Decreased central venous oxygen saturation despite normalization of heart rate and blood pressure post shock resuscitation in sick dogs
The authors declare no conflict of interests.
Presented in part as an abstract at the International Veterinary Emergency and Critical Care Symposium New Orleans, LA, September 2007.
To evaluate traditional and global perfusion parameters in clinical canine shock patients, and to evaluate for occult hypoperfusion as evidenced by low central venous oxygen saturation or high plasma lactate concentrations in clinical patients resuscitated to traditional endpoints.
Clinical observational trial designed with a 1-year data entry period and patient follow-up of 28 days posthospital presentation.
Large, private urban teaching hospital, and emergency and critical care center.
Adult canine patients presenting to the emergency department with untreated shock.
Measurements and Main Results
Patients received fluid resuscitation to normalize perfusion parameters based on physical examination and arterial blood pressure (BP). Monitoring of central venous pressure (CVP) and central venous oxygen saturation (ScvO2) was feasible with current standard of care interventions in critically ill, client-owned dogs. Decreased ScvO2 was observed in 37.8% of patients resuscitated to normal traditional perfusion parameters. Hyperlactatemia was commonly recorded.

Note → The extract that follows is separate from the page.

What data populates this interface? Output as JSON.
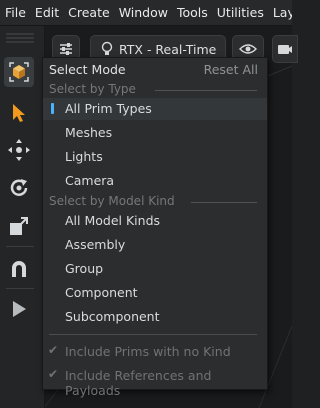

Decreased ScvO2 exists in a significant proportion of critically ill dogs following standard fluid resuscitation for shock, providing a relevant target population for implementation of a more standardized early goal-directed therapy bundle in veterinary patients. Normalization of heart rate, blood pressure, mentation, and perfusion parameters directed by physical examination may be attained despite the persistence of significant tissue hypoperfusion and oxygen debt.